Esse pode não ter sido o sinal de Washington que as forças do PDKI que treinavam do outro lado da fronteira do Iraque esperavam.
O comandante Sayran Gargoli disse à CBS Information que os protestos lhes deram esperança de que o regime opressivo que chegou ao poder com a Revolução Islâmica de 1979 possa finalmente ser derrubado, mas apenas “se as pessoas que se manifestam nas ruas obtiverem ajuda internacional”.
O líder do PDKI, Mustafa Hijri, vive no exílio há mais de quatro décadas e viu os governantes do Irão reprimirem várias rondas de grandes distúrbios. Como os últimos protestos parecem sofrer o mesmo destino, ele disse que não poderia dizer com certeza se esta revolta poderia ser essential.
“Depende se a matança generalizada continuará ou não. Se continuar, com certeza os manifestantes não poderão continuar. Por outro lado, existem outros cenários possíveis, como a América entrar em negociações com o regime dos mulás e forçá-los a aceitar as suas condições. Neste caso, o regime conseguirá prolongar a sua existência por algum tempo.”
Notícias da CBS/Rob Taylor
Ele disse esperar uma intervenção dos EUA e, especificamente, ataques ao Irão que “atingam os centros das forças repressoras que estão a disparar contra as pessoas nas ruas, e as suas chamadas instituições de ‘justiça’ que servem o governo. Queremos que essas instituições desapareçam”.
“A maioria da população do Irão está descontente com este regime e opõe-se a ele”, disse Hijri.

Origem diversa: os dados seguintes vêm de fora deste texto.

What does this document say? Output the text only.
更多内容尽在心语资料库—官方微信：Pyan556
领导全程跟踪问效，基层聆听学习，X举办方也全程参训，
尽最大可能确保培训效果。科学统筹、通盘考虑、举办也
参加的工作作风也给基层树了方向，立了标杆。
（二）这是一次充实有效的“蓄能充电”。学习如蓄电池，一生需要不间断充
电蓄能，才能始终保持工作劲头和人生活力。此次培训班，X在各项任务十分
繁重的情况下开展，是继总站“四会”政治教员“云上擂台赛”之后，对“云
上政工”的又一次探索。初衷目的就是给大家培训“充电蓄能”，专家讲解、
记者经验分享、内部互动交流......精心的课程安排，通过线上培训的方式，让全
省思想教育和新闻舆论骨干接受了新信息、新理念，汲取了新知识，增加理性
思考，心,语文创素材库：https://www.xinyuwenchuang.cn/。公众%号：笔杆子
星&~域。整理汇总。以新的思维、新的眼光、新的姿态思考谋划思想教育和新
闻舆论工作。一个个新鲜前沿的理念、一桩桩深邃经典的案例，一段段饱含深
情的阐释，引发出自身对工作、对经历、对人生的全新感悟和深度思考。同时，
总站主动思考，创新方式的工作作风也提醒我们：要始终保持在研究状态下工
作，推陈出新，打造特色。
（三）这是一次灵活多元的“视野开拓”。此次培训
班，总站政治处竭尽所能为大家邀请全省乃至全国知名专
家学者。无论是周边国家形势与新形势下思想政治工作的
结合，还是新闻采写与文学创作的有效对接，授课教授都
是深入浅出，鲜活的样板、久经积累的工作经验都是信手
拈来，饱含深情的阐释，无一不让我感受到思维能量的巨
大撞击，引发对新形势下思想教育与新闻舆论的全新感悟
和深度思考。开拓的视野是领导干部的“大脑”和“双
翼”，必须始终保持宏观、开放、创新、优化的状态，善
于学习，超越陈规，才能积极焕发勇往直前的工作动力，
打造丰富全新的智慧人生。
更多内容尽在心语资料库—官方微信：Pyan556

Mas na ausência de tal ajuda do exterior, Hijri disse à CBS Information que enviar forças do PDKI através da fronteira – e chamar à acção os milhares de forças que ele diz que o grupo tem à espreita dentro do país – poderia sair pela culatra dramaticamente.
“Acredito que não é benéfico para os manifestantes neste momento que as forças armadas voltem ao país, porque se torna uma desculpa conveniente para o regime matar as pessoas”, disse ele. “É por isso que ainda não chegamos ao momento de tomar tal decisão. Mas quando chegar o dia e chegarmos à conclusão de que o retorno do nosso peshmerga [Kurdish] forças não se tornarão razão adicional para reprimir os manifestantes, então poderemos fazer isso.”
Notícias da CBS/Rob Taylor
Hijri disse que o PDKI quer que os curdos, que constituem cerca de 10% da população do Irão, e outras minorias étnicas sejam autorizados a viver “sob a lei democrática, e que os seus filhos possam aprender nas suas próprias línguas, e que o governo reconheça oficialmente” o seu direito de o fazer.
Os combatentes da oposição, disse Hijri, “foram treinados e estão lá, prontos para quando o partido precisar deles”.
Mas à medida que os líderes linha-dura do Irão parecem cada vez mais ter sobrevivido a mais um desafio significativo ao seu controlo do poder, pelo menos por enquanto, a PKDI e milhões de iranianos que ainda estão no país só podem continuar à espera.